Recep Tayyip Erdoğan hedeftedir çünkü;

Atalarına yapılan oyunları iyi okuyan bir liderdir ve halkında bu bağlamda bir zihinsel uyanış sağlamaktadır.

Ümmetinin ve ülkesinin çıkarlarından başka hiçbir çıkar gözetmeden hareket etmekte, dininin emrettiği şekilde yaşamakta bu sayede üst aklın kendisine karşı koz olarak kullanabileceği malzemeyi vermemektedir. (Yıllarca en yakınına sızan FETÖ'cü hainlerin hiçbir açık bulamadığı için 17-25 Aralık iftirasına başvurması bunun en açık göstergesidir.

Dünya 5’ten büyüktür diyerek üst aklın dünya devletlerine yön verdiği ve kendilerinin istemediği hiçbir kararın çıkmadığı BM sistemini açık açık ve çok yüksek bir perdeden eleştirmektedir.

İMF belasından ülkesini kurtardığı gibi bu belayla mücadele eden başta Afrika kıtasındaki ülkeler olmak üzere pek çok ülkeye rehberlik etmektedir.

Faiz sistemi ve doların rezerv para olarak kullanılması gibi söz konusu küresel baronların en temel gelir ve manipülasyon araçlarına karşı durmakta bunu değiştirmeye çalışmakla kalmayıp Rusya ve Çin gibi küresel aktörlere bu noktada akıl hocalığı yapmaktadır.
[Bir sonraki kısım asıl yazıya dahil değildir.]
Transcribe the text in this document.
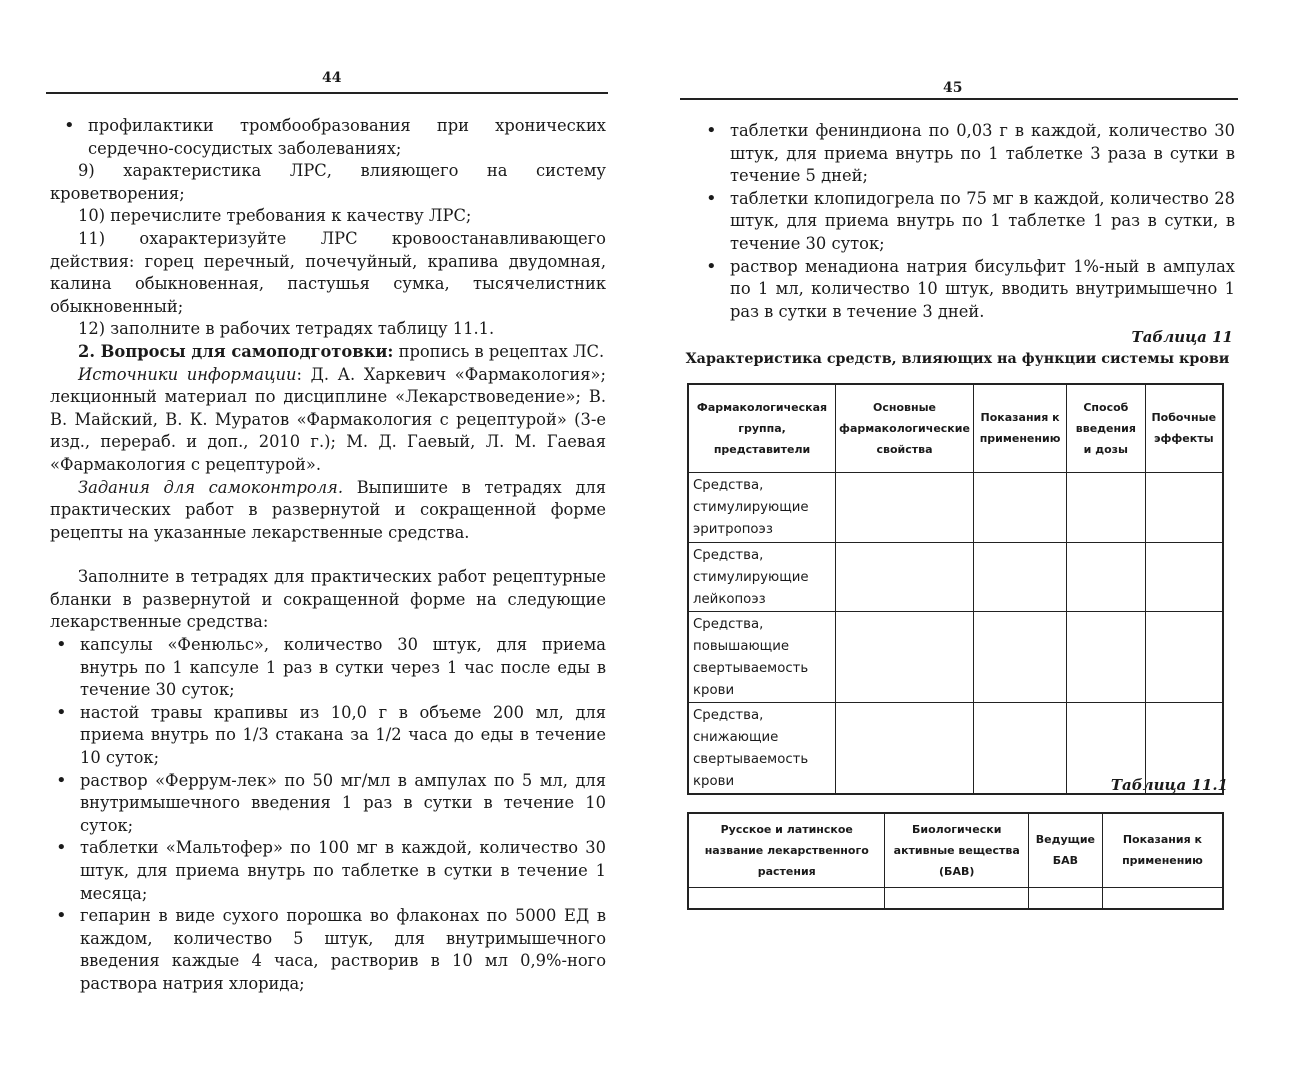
44
• профилактики тромбообразования при хронических сердечно-сосудистых заболеваниях;

9) характеристика ЛРС, влияющего на систему кроветворения;

10) перечислите требования к качеству ЛРС;

11) охарактеризуйте ЛРС кровоостанавливающего действия: горец перечный, почечуйный, крапива двудомная, калина обыкновенная, пастушья сумка, тысячелистник обыкновенный;

12) заполните в рабочих тетрадях таблицу 11.1.

2. Вопросы для самоподготовки: пропись в рецептах ЛС.

Источники информации: Д. А. Харкевич «Фармакология»; лекционный материал по дисциплине «Лекарствоведение»; В. В. Майский, В. К. Муратов «Фармакология с рецептурой» (3-е изд., перераб. и доп., 2010 г.); М. Д. Гаевый, Л. М. Гаевая «Фармакология с рецептурой».

Задания для самоконтроля. Выпишите в тетрадях для практических работ в развернутой и сокращенной форме рецепты на указанные лекарственные средства.

Заполните в тетрадях для практических работ рецептурные бланки в развернутой и сокращенной форме на следующие лекарственные средства:

• капсулы «Фенюльс», количество 30 штук, для приема внутрь по 1 капсуле 1 раз в сутки через 1 час после еды в течение 30 суток;
• настой травы крапивы из 10,0 г в объеме 200 мл, для приема внутрь по 1/3 стакана за 1/2 часа до еды в течение 10 суток;
• раствор «Феррум-лек» по 50 мг/мл в ампулах по 5 мл, для внутримышечного введения 1 раз в сутки в течение 10 суток;
• таблетки «Мальтофер» по 100 мг в каждой, количество 30 штук, для приема внутрь по таблетке в сутки в течение 1 месяца;
• гепарин в виде сухого порошка во флаконах по 5000 ЕД в каждом, количество 5 штук, для внутримышечного введения каждые 4 часа, растворив в 10 мл 0,9%-ного раствора натрия хлорида;
45
• таблетки фениндиона по 0,03 г в каждой, количество 30 штук, для приема внутрь по 1 таблетке 3 раза в сутки в течение 5 дней;
• таблетки клопидогрела по 75 мг в каждой, количество 28 штук, для приема внутрь по 1 таблетке 1 раз в сутки, в течение 30 суток;
• раствор менадиона натрия бисульфит 1%-ный в ампулах по 1 мл, количество 10 штук, вводить внутримышечно 1 раз в сутки в течение 3 дней.
Таблица 11
Характеристика средств, влияющих на функции системы крови
Фармакологическая группа, представители	Основные фармакологические свойства	Показания к применению	Способ введения и дозы	Побочные эффекты

Средства, стимулирующие эритропоэз				

Средства, стимулирующие лейкопоэз				

Средства, повышающие свертываемость крови				

Средства, снижающие свертываемость крови				
					Таблица 11.1
Русское и латинское название лекарственного растения	Биологически активные вещества (БАВ)	Ведущие БАВ	Показания к применению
Kanal İstanbul, İstanbul Finans Merkezi, Asya ve Avrupa’yı birbirine bağlayacak demir yolu projesi, İstanbul’a dünyanın en büyük havalimanın inşa edilmesi gibi küresel ticaret ve para yollarını değiştirecek adımlar atmaktadır.

Yaşanan MİT krizi, 17-25 Aralık darbe girişimi, ekonomik saldırılar, siber saldırılar, terör saldırıları son olarak 15 Temmuz işgal girişimi.

Çok şükür ki liderine sımsıkı bağlı olan asil milletimiz liderinin öncülüğünde bütün bu saldırıları teker teker püskürtmüştür.

Dünyaya yeni bir düzen gerek. Bu iş Amerikan filmlerinde bize izlettirilen Kaptan Amerika'nın, Demir Adamın, Rambonun, Zorronun, Batmanın işi değil, bu iş Fatihlerin, Yavuzların, Abdülhamidlerin işi.